PELHAM, Henry (1748-1806). A Plan of Boston in New England with its Environs, Including Milton, Dorchester, Roxbury, Brooklin[e], Cambridge, Medford, Charlestown, Parts of Malden, and Chelsea. With the Military Works Constructed in those Places in the Years 1775. And 1776. London: Henry Pelham, 2 June 1777.

Henry Pelham’s magnificent map of Boston under siege commissioned by British intelligence—the first complete copy to appear at auction in 25 years. Best known for conceiving the Boston Massacre image made popular by Paul Revere’s 1770 engraving, by 1775 Pelham had become a confirmed Loyalist. During the nearly yearlong siege of Boston, Pelham reconnoitered the landscape armed with a pass from James Urquart, the town major of Boston, which he reproduces at the upper left corner with a cleverly-placed image of a compass as a paperweight. On 28 August 1775, Urquart had given Pelham free passage "to take a plan of the town's of Boston & Charlestown and of the rebel works round those places." Writing to his half-brother John Singleton Copley in early 1776, he reported that the survey, which extended four miles in all directions from the center of Boston, was nearly complete, and described the desolate countryside that he enountered: "fences pull'd down, houses removed, Woods grub[b]ed up, Fields cut into trenches and molded into Ramparts … Nor has Boston been free from the Effects of War. An hundred places you might be brought to and not know where you were. I doubt if you would know the town at all" (Pelham to Copley, 27 Jan. 1776, in Letters & Papers of John Singleton Copley and Henry Pelham, 1739-1776, 1914, p. 366). In March 1776, the Continental Army brought fresh cannon from Fort Ticonderoga and positioned them at Dorchester Heights, directly threatening Boston with bombardment and forcing the British to evacuate the town. Interestingly, Pelham shows a fortification at Foster's Hill denoting them as "New Works 1776." Pelham would leave with the departing British forces, along with much of the Loyalist population of the town, destined for Nova Scotia. Pelham continued on to London and the Copley family, where he would have this survey published a year later employing the newly-fashionable aquatint method.

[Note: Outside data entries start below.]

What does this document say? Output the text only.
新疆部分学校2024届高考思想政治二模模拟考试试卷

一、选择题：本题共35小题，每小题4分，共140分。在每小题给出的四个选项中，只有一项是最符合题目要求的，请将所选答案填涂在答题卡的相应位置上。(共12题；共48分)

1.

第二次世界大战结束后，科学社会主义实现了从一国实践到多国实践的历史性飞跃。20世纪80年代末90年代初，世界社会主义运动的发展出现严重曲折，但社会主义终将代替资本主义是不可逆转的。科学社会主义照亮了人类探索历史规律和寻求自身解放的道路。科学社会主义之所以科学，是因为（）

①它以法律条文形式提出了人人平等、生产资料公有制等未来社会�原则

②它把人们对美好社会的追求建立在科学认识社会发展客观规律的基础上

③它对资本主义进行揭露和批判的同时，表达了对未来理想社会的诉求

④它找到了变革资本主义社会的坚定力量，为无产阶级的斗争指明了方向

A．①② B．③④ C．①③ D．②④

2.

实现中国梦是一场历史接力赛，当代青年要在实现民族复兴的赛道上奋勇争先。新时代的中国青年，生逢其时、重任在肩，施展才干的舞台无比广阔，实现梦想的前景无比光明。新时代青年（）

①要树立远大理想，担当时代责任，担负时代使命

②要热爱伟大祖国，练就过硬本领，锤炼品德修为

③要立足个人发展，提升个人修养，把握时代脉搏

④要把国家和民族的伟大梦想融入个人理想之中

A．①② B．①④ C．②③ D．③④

Rare. According to Deák, there are fewer than a dozen recorded impressions of this map: “Topographically accurate and handsomely executed … It is an unusually fine and comprehensive survey and, as such, constitutes an important document of the Revolutionary period.” Picturing America, 147; John W. Reps, “Boston and Bostonians,” in Boston Prints and Printmakers 1670-1775, fig. 26; Nebenzahl 20. The last complete copy to appear at auction was at Sotheby's, New York, 13 December 1995, lot 299.

Engraved map on two joined sheets, 1076 x 780mm overall (light rubbing from old creases, resized, edges reinforced on verso repairing some small holes and an area of infill affecting two letters in title).